BASIC CONCEPTS IN MUSCLE FUNCTION
Hinkle, C. Z. (1997). Fundamentals of anatomy and movement. St. Louis, MO: Mosby.
Components of muscle. A muscle fiber consists of many myofibrils, which are tiny thread-like structures. A single muscle fiber is wrapped in a thin connective tissue layer called the endomysium. Many muscle fibers are bundled together by another layer of connective tissue called the perimysium. That forms a fascicle. Most skeletal muscles consist of several fascicles. A group of fascicles is wrapped together by the epimysium to form a muscle.
Innervation of muscle fibers (contraction). Skeletal muscles receive impulses from motor neurons, which are branches of large nerves that lie outside the spinal cord and are part of the peripheral nervous system. When a muscle is at rest, the sarcolemma carries a natural negative polarity; it is polarized. Muscle stimulation causes a fiber to become positively charged; it is depolarized. Inside each fiber is a network of channels called the sarcoplasmic reticulum. That network contains high concentrations of positively charged calcium ions. Depolarization releases calcium into the sarcomere and triggers the myosin and actin to respond to one another by sliding together in contraction. The response is instant and total within the fiber, the "all-or-none" response of every myofibril within the entire muscle fiber. A muscle fiber is the smallest controllable part of a muscle.
Fibers in muscles. All muscles consist of both slow- and fast-twitch fibers. The ratio of each fiber type in a muscle is determined by the function of the muscle. The delicate muscles of the face and eyes have many fast-twitch fibers since they perform quick movements followed by periods of inactivity. They are not expected to contract constantly over long periods of time. In contrast, the muscles of the lower extremity resist fatigue by having larger numbers of slow-twitch fibers that allow them to perform for extended periods under a workload.

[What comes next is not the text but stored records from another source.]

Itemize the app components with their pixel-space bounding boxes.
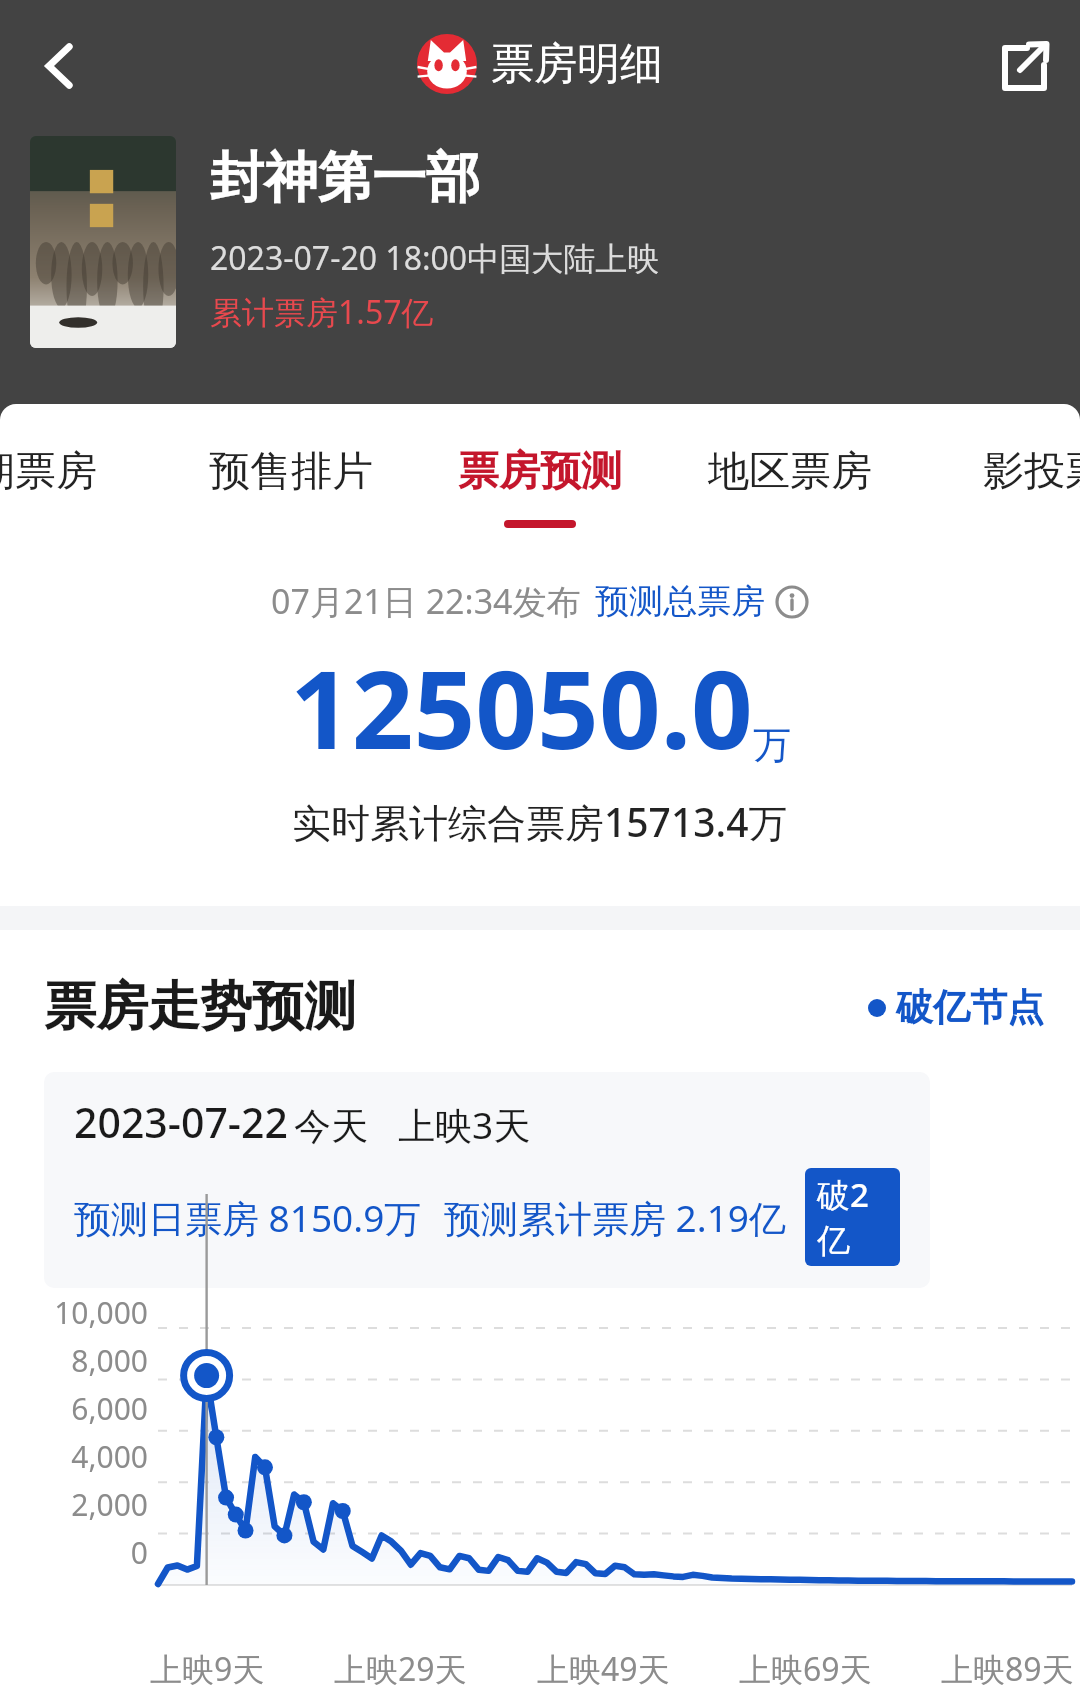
staticText: 10,000 [44, 1292, 148, 1333]
button[interactable]: 期票房 [0, 446, 97, 498]
staticText: 预测日票房 8150.9万 [74, 1192, 422, 1243]
staticText: 累计票房1.57亿 [210, 290, 434, 334]
button[interactable]: 预售排片 [209, 446, 373, 498]
staticText: 封神第一部 [210, 144, 480, 212]
button[interactable]: 破亿节点 [868, 984, 1044, 1031]
staticText: 125050.0 [290, 634, 753, 781]
staticText: 0 [44, 1532, 148, 1573]
button[interactable]: 地区票房 [708, 446, 872, 498]
staticText: 预售排片 [209, 446, 373, 498]
staticText: 今天 [294, 1103, 368, 1150]
staticText: 07月21日 22:34发布 [271, 578, 581, 624]
button[interactable]: 影投票 [983, 446, 1080, 498]
button[interactable]: Back [10, 16, 110, 116]
staticText: 地区票房 [708, 446, 872, 498]
staticText: 票房明细 [491, 37, 663, 91]
staticText: 预测总票房 [595, 580, 765, 623]
staticText: 上映3天 [398, 1099, 531, 1150]
staticText: 万 [753, 721, 791, 769]
staticText: 上映89天 [941, 1647, 1074, 1691]
staticText: 上映9天 [150, 1647, 265, 1691]
staticText: 2023-07-20 18:00中国大陆上映 [210, 236, 660, 280]
staticText: 影投票 [983, 446, 1080, 498]
staticText: 票房预测 [458, 446, 622, 498]
staticText: 8,000 [44, 1340, 148, 1381]
staticText: 上映29天 [334, 1647, 467, 1691]
staticText: 4,000 [44, 1436, 148, 1477]
staticText: 票房走势预测 [44, 974, 356, 1040]
button[interactable]: 票房预测 [458, 446, 622, 528]
staticText: 期票房 [0, 446, 97, 498]
button[interactable]: 2023-07-22 [44, 1072, 930, 1288]
button[interactable]: Share [972, 16, 1072, 116]
staticText: 实时累计综合票房15713.4万 [292, 795, 788, 848]
staticText: 2023-07-22 [74, 1094, 288, 1150]
staticText: 预测累计票房 2.19亿 [444, 1192, 787, 1243]
staticText: 上映69天 [739, 1647, 872, 1691]
staticText: 6,000 [44, 1388, 148, 1429]
staticText: 破亿节点 [896, 984, 1044, 1031]
staticText: 2,000 [44, 1484, 148, 1525]
button[interactable]: 预测总票房 [595, 580, 809, 623]
other: Info [775, 585, 809, 619]
staticText: 破2亿 [817, 1172, 888, 1262]
staticText: 上映49天 [537, 1647, 670, 1691]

Muscle functions. Muscles whose origins and insertion lie within a single plane will more likely have very simple movement patterns, such as only flexion and extension or abduction and adduction. However, if a muscle belly and its tendon run in an oblique direction or warp around a shaft or joint, there may be several different motions available through the joint. Rotational movements are possible and result from muscles with indirect paths.
Neuromuscular Regulation of Movement
Muscle spindles in skeletal muscles constantly relate information to the central nervous system about current muscle length, contraction speed, and stretch.
Golgi tendon organs are specialized receptors in tendons near where they attach to the muscles. They are afferent neurons and collagen fiber groups. In some areas, terminal branches of sensory axons are wrapped around groups of collagen fibers. When the tendon is stretched, the terminal branches become compressed triggering an impulse along the axon and returning afferent information on the degree of strain on the tendon back to the CNS. Not all collagen tissue has afferent innervation.
Proprioception (joint posture sense). This sense results from the integration of information from muscle spindles, golgi tendon organs, and joint receptors. Joint receptors are afferent components located within the synovial joint capsules and ligaments.
Reflex arc. The body has the capacity to react to stimuli without conscious thought or higher brain function. This is accomplished by a stimulus to an afferent (sensory) neuron at the periphery being carried to the posterior horn of the spine. The stimulus then moves via an association neuron to an effector (motor) neuron in the anterior horn and back to the effector (usually a skeletal muscle). This is a protective capacity because it allows actions to be taken to avoid injury, for example, withdrawing a hand from a hot stove.